Gawłowski zdobył mandat senatora w okręgu nr 100 (koszalińsko - szczecinecko - sławieńskim). Zdobył łącznie 44.956 głosów (33,67%). Z kolei jego kontrkandydaci - Krzysztof Nieckarz (PiS) - 44.636 (33,43%) i Krzysztof Berezowski (niezależny) - 43.933 (32,9%).
Przypomnijmy, polityk Platformy jest jednym z oskarżonych m.in. o przestępstwa o charakterze korupcyjnym i pranie brudnych pieniędzy w tzw. aferze melioracyjnej. Akt oskarżenia do szczecińskiego sądu wpłynął 4 lipca. Chodzi o nieprawidłowości przy 26 inwestycjach realizowanych przez Zachodniopomorski Zarząd Melioracji i Urządzeń Wodnych w Szczecinie. Gawłowski od początku twierdził, że jest niewinny, a sprawa ma charakter polityczny.
W rozmowie z Wirtualną Polską, polityk twierdzi, że otrzymał ogromny kredyt zaufania od wyborców.
- Oddanie głosu na mnie, po takiej nagonce, jest bezcenne i niezmiernie je szanuję. Wygrana w wyborach przywraca mi wiarę w poczucie sprawiedliwości i jest sygnałem od wyborców, bym się poddawał i nie odpuszczał. Startowałem z własnego komitetu, nie z list Koalicji Obywatelskiej. Mimo to, wyborcy zaufali mi - mówi WP Gawłowski.
- Winston Churchill powiedział, jak wybuchła II wojna światowa, że trzeba umieć przejść przez piekło. To są słowa, które warto, bym sobie sam cytował. W mojej ocenie prokuratura nie chce zakończyć mojej sprawy, bowiem gdyby chciała, to już dawno by zakończyła. Jest tak prowadzona, by jej koniec nastąpił za 10 lat - mówi WP Stanisław Gawłowski.
Wyniki wyborów. Standardy etyczne
Polityk odniósł się również do słów prezesa PiS Jarosława Kaczyńskiego, który brak większości w Senacie, upatrywał m.in. w tym, że startowały takie osoby, jak Gawłowski.
- Nie mamy bezwzględnej większości w Senacie. Fakt, że nie udało się jej osiągnąć, jest dla partii pewnym problemem. Ale stosujemy pewne reguły. Gdybyśmy stosowali takie standardy jak nasi przeciwnicy, to pewnie mielibyśmy co najmniej remis - powiedział prezes PiS.
W ocenie Gawłowskiego, to wyborcy - poprzez oddanie głosu - oceniają etyczne standardy polityka.
- Gdyby prokuratura w Polsce działała normalnie, to ja tych zarzutów bym nie miał. Szybciej ruszyłaby sprawa spółki "Srebrna" i budowy dwóch wież w Warszawie.
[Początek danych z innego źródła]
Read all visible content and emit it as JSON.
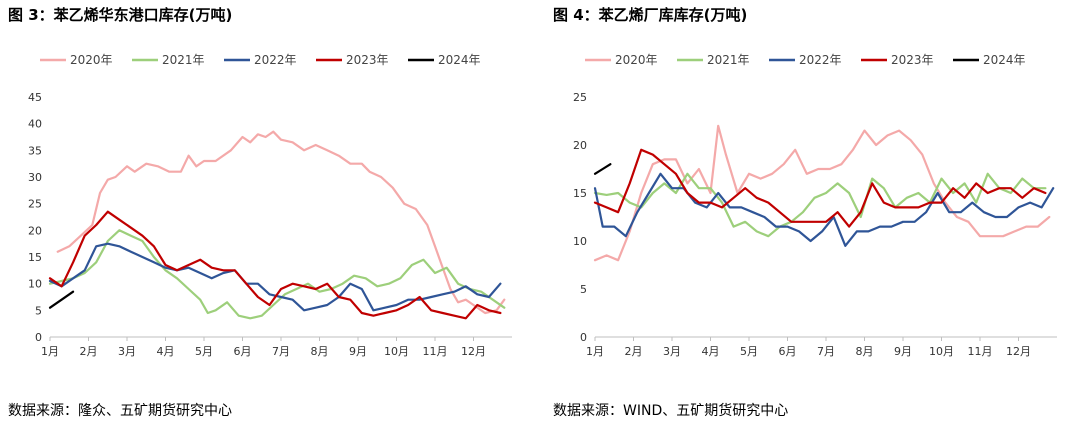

A w tej sprawie nic się nie dzieje. Prezes Kaczyński nie ma więc moralnego prawa mówić i wyznaczać standardy, kto powinien startować w wyborach, a kto nie - dodaje polityk PO.
- Po moim wyborze, wśród dziennikarzy pro-PiSowskich pojawiły się głosy, że służby na nowo powinny mojej sprawie przyjrzeć się z bliska. To tylko potwierdza, że to nie są dziennikarze, ale funkcjonariusze partyjni. To nie ma nic wspólnego z państwem prawa. Ale mnie już nie zastraszą - kończy Gawłowski.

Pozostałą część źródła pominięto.